- Greta Gynt, Paul Sheridan and Frank Fox in a scene from the film.
- Directed by: Alex Bryce
- Written by: Alex Bryce Robert Gore Brown Lawrence Green
- Produced by: John Findlay
- Starring: Frank Fox Greta Gynt Meinhart Maur
- Cinematography: Stanley Grant
- Production company: 20th Century Fox
- Distributed by: 20th Century Fox
- Release date: 17 October 1938;
- Running time: 58 minutes
- Country: United Kingdom
- Language: English

= The Last Barricade =

1938 film

The Last Barricade is a 1938 British drama film directed by Alex Bryce and starring Frank Fox, Greta Gynt and Meinhart Maur. It was written by Bryce, Robert Gore Brown and Lawrence Green.

== Cast ==
- Frank Fox as Michael Donovan
- Greta Gynt as Maria
- Paul Sheridan as Valdez
- Meinhart Maur as Don Jose
- Dino Galvani as Lopez
- Vernon Harris as Captain Lee
- Hay Petrie as Captain MacTavish
- Andreas Malandrinos as General

== Production ==
The film was produced by the British subsidiary of 20th Century Fox at the company's Wembley Studios in London for release as a Quota Quickie. The film's sets were designed by the art director Carmen Dillon.

== Reception ==
The Monthly Film Bulletin wrote: "Photography and acting are reasonable, but many of the incidents, such as Maria's under-fire dash to the factory, and her rescue from prison, are wildly improbable."

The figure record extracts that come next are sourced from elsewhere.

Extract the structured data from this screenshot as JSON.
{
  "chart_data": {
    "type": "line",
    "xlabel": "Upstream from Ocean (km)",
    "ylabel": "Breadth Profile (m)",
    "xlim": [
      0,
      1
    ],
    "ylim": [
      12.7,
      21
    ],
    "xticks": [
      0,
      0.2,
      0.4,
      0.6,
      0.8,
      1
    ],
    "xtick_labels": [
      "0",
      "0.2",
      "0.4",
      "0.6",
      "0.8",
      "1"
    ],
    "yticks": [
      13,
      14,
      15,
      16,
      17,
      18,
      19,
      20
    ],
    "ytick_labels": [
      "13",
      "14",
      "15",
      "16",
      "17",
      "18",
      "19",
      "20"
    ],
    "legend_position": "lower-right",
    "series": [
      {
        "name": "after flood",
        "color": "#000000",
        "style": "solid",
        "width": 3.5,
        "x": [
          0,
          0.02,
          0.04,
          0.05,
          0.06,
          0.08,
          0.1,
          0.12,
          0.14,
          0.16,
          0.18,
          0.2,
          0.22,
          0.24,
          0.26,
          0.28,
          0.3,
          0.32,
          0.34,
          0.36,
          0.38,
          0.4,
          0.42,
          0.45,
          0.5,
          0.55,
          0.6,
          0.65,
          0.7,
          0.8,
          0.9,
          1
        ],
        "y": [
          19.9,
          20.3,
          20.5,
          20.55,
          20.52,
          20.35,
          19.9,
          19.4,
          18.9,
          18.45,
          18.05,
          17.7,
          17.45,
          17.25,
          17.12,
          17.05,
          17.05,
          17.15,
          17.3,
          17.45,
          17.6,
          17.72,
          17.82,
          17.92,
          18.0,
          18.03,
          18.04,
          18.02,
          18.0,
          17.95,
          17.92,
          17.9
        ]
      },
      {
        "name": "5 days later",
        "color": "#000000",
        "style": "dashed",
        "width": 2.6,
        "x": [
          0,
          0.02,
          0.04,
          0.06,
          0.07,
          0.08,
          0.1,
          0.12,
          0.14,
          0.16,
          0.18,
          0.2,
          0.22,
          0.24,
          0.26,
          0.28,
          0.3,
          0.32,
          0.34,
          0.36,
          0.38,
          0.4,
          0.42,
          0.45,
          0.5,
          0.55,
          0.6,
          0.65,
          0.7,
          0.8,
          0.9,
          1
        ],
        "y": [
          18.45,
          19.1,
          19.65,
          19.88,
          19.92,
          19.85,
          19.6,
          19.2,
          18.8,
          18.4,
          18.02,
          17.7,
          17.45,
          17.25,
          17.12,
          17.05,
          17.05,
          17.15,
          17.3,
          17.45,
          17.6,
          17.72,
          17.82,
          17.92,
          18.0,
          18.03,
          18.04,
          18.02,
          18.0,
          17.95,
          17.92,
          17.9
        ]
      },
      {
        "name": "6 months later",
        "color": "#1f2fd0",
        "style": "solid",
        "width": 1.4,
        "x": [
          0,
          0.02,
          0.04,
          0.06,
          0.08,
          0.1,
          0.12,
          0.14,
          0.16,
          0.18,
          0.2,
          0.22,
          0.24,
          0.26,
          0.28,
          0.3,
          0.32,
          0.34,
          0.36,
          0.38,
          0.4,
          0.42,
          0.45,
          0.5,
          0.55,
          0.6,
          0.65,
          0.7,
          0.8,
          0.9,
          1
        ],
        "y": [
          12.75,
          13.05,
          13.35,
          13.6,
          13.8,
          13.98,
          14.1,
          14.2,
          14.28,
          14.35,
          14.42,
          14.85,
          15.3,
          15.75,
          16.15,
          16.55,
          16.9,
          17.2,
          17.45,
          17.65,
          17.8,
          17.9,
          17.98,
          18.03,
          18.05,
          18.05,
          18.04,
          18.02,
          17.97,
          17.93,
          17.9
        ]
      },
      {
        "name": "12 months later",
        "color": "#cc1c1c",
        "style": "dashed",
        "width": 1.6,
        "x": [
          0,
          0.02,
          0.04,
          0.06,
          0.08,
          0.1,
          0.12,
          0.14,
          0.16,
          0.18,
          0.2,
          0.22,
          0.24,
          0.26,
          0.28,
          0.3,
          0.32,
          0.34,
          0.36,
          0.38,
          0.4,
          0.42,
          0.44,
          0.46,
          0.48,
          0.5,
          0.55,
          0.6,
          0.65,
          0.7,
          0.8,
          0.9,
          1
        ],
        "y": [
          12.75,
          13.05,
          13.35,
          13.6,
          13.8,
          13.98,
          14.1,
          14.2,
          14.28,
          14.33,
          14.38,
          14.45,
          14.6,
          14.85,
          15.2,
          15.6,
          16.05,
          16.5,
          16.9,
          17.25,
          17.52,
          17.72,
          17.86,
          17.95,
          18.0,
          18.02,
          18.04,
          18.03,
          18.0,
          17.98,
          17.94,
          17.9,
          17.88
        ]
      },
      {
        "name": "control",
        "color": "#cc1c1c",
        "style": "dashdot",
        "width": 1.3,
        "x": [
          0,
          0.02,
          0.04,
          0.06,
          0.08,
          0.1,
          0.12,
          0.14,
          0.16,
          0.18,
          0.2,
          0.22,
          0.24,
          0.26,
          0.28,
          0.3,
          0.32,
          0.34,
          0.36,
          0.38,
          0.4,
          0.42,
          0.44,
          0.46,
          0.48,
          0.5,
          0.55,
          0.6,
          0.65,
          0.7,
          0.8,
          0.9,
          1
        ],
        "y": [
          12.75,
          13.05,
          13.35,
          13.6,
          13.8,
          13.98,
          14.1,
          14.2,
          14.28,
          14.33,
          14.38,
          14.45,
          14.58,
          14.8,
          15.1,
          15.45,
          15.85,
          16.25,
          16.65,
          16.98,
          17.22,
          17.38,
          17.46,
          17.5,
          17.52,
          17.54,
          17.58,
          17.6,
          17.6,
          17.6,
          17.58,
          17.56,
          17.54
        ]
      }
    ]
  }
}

Kine Weekly wrote: "The director and principal players do their best in the circumstances, but the theme is too lightly written to permit of convincing interpretation. Dramatically the play is nebulous. Quota oftering for the unsophisticated only."

Picture Show wrote: "Deftly directed, competently acted, with convincing settings."

The Daily Film Renter wrote: "Modest production, providing adequate suspense borne of the fighting on both sides, this makes average popular quota offering. ... The picture has some interesting shots of the war, while a frustrated attempt to mine the factory provides fair suspense. Acting is of a reasonable standard, Frank Fox making a fair if unethical reporter, while Greta Gynt is an attractive heroine. Meinhart Maur is convincing as the doctor, while Paul Sheridan does good work as the Spanish commandant."

Picturegoer wrote: "A very artless melodrama ... Frank Fox is weak in the lead, and the supporting cast can make little of the parts they are given."